Table 1 shows an example of how text can be marked up by the rare sequence detector 201
according to an embodiment of the present invention.
|TABLE 1 |
|Input Text ||Hello, Mrs. Wisniewski |
|Normalized text ||Hello P0 missus wisnefsky |
|Normalized text plus rare ||Hello P0 missus P1 <rare> wisfnefsky |
|sequence detection ||</rare> |
The text “Hello, Mrs. Wisniewski” is input into the TTS system.
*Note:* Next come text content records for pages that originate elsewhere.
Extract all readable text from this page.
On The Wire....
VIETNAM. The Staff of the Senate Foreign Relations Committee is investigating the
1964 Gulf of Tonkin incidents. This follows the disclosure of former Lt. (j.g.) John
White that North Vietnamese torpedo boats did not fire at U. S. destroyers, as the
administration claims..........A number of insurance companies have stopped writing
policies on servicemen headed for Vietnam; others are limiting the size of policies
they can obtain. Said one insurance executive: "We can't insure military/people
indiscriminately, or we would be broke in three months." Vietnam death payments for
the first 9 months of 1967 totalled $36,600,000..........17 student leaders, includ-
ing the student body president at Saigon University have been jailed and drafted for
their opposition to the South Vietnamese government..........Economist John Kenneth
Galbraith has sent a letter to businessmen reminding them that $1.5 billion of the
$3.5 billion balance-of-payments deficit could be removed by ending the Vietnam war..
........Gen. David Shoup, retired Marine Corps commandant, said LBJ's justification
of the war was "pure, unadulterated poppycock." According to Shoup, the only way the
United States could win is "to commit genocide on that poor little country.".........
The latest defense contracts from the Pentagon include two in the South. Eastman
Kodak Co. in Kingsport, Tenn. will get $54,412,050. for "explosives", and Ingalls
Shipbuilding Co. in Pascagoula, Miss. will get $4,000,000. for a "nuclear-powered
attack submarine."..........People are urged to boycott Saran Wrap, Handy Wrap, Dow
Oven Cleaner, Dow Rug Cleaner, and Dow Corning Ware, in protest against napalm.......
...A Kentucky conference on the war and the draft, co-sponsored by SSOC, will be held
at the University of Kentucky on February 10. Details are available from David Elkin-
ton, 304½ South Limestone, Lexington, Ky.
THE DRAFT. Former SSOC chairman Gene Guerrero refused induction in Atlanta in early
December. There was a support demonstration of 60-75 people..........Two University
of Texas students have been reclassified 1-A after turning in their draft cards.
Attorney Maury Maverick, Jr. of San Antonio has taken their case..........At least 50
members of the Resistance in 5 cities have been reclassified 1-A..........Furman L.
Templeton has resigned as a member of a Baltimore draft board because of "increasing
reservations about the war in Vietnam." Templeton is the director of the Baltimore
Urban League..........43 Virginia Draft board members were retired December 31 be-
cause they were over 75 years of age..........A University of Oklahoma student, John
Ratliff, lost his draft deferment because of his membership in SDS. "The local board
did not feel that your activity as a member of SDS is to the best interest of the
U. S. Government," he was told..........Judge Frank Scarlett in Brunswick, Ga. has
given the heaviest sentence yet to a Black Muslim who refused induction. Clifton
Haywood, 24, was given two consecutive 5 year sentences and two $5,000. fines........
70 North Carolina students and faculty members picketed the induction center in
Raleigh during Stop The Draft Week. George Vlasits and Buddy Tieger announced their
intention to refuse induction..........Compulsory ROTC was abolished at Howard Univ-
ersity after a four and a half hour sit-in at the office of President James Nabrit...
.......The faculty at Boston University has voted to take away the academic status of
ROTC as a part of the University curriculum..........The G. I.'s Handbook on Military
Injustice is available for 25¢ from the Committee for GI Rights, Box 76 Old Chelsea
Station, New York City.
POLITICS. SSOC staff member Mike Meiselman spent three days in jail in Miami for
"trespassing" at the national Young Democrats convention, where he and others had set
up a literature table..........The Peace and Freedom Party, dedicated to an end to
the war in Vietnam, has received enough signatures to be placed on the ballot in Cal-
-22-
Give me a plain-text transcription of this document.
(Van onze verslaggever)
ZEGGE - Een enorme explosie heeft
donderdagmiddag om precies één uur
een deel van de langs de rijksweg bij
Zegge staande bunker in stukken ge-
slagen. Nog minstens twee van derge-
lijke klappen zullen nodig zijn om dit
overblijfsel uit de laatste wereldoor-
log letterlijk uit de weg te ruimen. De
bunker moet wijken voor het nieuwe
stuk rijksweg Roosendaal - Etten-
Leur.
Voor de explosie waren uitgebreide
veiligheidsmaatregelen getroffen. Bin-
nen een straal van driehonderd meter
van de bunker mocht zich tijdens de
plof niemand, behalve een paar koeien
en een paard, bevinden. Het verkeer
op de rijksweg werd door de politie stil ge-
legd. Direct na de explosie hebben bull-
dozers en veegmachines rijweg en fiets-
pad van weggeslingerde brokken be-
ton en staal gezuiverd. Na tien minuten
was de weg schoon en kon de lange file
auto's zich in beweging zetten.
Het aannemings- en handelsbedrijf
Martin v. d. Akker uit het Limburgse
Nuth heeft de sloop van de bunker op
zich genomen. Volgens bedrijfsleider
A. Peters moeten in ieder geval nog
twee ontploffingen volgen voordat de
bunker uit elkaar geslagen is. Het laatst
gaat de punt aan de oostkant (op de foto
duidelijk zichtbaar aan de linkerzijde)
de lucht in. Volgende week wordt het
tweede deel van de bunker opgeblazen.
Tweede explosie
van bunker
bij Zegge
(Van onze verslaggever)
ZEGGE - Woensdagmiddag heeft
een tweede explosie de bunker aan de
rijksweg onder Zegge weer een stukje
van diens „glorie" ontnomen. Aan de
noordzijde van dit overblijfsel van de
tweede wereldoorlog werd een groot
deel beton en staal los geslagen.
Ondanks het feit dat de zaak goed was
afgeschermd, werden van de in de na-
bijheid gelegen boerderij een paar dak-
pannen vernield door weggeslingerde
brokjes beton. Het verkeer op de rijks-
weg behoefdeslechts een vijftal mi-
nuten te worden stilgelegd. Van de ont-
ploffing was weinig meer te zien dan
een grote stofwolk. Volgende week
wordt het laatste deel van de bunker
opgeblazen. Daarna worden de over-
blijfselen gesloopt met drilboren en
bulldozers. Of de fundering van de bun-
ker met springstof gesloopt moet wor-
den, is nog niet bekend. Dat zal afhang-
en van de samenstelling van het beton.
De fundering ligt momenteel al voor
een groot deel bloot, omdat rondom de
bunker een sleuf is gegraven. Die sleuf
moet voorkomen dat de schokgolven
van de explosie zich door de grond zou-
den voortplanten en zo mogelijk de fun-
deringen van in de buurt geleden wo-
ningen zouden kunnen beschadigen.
The text is normalized and a standard pause P0 is added to produce “Hello P0 missus wisnefsky”. The rare sequence detector recognized “wisnefsky” as a rare word and inserts a rare word pause P1 into the data string and marks the beginning and the end of the rare text, e.g. “<rare>” and “</rare>”. Further processing can also include further rare word pauses inserted within “wisnefsky” itself, producing an output of “wis” P2 “nef” P3 “sky”. The length and duration of the pauses can be varied depending on their location within or between words.
While the invention has been shown and described with reference to certain preferred embodiments thereof, it will be understood by those skilled in the art that various changes in form and details may be made therein without departing from the spirit and scope of the invention as defined by the appended claims.